Дочка вся зелёная, обезсиленная у стеночки стоит… Бабки вокруг стоят, поют тропарь как-то наособицу, на нас косятся. Куда-то нас все-таки сунули на ночлег. Переночевали там кое-как. Утром пошли на Литургию. В храм зашел, ничего не понимаю, все чужое. У них «подручники» подкладываются под ладони, чтобы ладони не касались пола, когда земной поклон кладешь. Такая там традиция, а меня это удивило. Встал на подручник коленями — меня одернули. Дочка (ей было тогда 15 лет) шепчет мне, что не может здесь больше находиться, ей трудно. Просит, поехали к нашим, куда угодно, только не здесь. Вышли. Сели в машину, поехали по Рязанскому проспекту. А там Покровский монастырь, где мощи блаженной Матронушки. Зашли в храм, идет служба. Поют как-то нестройно, люди, толкаясь, пробираются к мощам, то и дело свечи передают, переговариваются. Литургия закончилась быстро, опять в голову полезли сомнения.

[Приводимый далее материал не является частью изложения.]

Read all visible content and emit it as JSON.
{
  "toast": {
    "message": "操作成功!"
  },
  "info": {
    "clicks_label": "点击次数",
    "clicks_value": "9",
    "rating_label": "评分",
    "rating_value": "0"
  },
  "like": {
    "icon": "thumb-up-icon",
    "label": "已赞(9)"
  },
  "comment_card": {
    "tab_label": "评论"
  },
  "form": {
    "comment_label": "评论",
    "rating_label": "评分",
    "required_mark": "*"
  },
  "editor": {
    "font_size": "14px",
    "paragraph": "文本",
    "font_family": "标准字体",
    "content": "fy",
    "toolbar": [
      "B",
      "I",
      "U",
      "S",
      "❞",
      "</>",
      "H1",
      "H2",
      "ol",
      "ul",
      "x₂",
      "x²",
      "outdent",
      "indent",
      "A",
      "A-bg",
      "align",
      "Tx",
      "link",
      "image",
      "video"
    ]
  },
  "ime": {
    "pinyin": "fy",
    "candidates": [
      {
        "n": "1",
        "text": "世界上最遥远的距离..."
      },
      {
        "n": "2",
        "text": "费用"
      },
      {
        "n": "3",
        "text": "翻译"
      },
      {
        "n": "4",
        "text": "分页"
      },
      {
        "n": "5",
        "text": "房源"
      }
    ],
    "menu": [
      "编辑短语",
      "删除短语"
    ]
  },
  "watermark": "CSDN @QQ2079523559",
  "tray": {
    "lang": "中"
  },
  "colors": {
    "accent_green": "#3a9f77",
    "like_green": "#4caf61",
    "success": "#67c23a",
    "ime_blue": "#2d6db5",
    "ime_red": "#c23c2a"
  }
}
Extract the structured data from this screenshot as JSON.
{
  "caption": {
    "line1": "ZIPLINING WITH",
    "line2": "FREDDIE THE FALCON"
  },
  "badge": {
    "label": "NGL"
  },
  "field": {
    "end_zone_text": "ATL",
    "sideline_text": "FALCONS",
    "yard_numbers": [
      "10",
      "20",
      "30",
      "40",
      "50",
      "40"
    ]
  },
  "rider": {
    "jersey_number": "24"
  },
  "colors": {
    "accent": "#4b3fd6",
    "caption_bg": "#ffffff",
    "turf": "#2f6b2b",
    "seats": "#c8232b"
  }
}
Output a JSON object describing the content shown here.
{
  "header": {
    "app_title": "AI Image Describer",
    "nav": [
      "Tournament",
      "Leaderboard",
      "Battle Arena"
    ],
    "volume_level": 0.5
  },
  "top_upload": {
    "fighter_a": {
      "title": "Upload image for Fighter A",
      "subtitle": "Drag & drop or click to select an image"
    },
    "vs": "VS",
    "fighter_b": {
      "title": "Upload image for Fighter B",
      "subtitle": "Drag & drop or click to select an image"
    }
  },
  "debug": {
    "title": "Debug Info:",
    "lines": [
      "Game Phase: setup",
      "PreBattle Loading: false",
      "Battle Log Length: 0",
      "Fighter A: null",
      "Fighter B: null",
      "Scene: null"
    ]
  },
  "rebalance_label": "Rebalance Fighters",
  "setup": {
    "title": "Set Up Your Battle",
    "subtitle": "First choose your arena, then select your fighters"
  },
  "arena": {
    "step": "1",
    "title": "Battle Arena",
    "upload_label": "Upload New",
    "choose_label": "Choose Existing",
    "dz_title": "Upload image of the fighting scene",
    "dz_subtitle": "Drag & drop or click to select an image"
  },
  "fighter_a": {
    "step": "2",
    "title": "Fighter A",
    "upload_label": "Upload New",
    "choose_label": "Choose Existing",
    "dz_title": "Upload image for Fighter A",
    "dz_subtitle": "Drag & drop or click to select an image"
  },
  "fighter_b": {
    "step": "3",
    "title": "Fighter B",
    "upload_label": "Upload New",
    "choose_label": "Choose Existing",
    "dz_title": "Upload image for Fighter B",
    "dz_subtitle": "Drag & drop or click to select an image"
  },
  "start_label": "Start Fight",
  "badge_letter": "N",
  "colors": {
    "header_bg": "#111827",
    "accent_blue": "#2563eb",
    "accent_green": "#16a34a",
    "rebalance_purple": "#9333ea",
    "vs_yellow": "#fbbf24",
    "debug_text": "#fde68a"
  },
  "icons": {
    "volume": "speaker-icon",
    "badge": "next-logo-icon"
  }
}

Вернулись к старообрядцам. Меня направили к протоиерею Иоанну Думнову, который у них занимается каноническим приемом пришедших от «никониан». И вот первое, что я от него услышал. Даже не узнав, кто я, откуда, как зовут, он мне крикнул с расстояния десяти метров: «Почему усы подравниваешь — а ну прекратить!». Смутило меня это. Мне бы развернуться и уйти, но… прошел весь путь до конца.
Дошел и до крещения в РПСЦ. Сначала меня крестили, потом и детей. В храме стояла большая бочка с ледяной водой (все как положено, никто не подогревает воду). Полностью раздели меня, погрузили в ледяную воду… Дочь и сын (ему было тогда 16-ть) добровольно последовали за отцом.
До этого дочь три года жила в Православной общине в поселке Прибрежном, у отца Игоря Макарова. Ей там очень нравилось. Много у нее там подруг, хотела обратно в Прибрежный вернуться. Поехали мы к отцу Игорю, рассказали. Он раздумывал, и потом все-таки не благословил ее возвращаться к ним в общину. «Ты теперь старообрядка, тебе с нами и молиться-то нельзя». Это стало для Даши новым потрясением.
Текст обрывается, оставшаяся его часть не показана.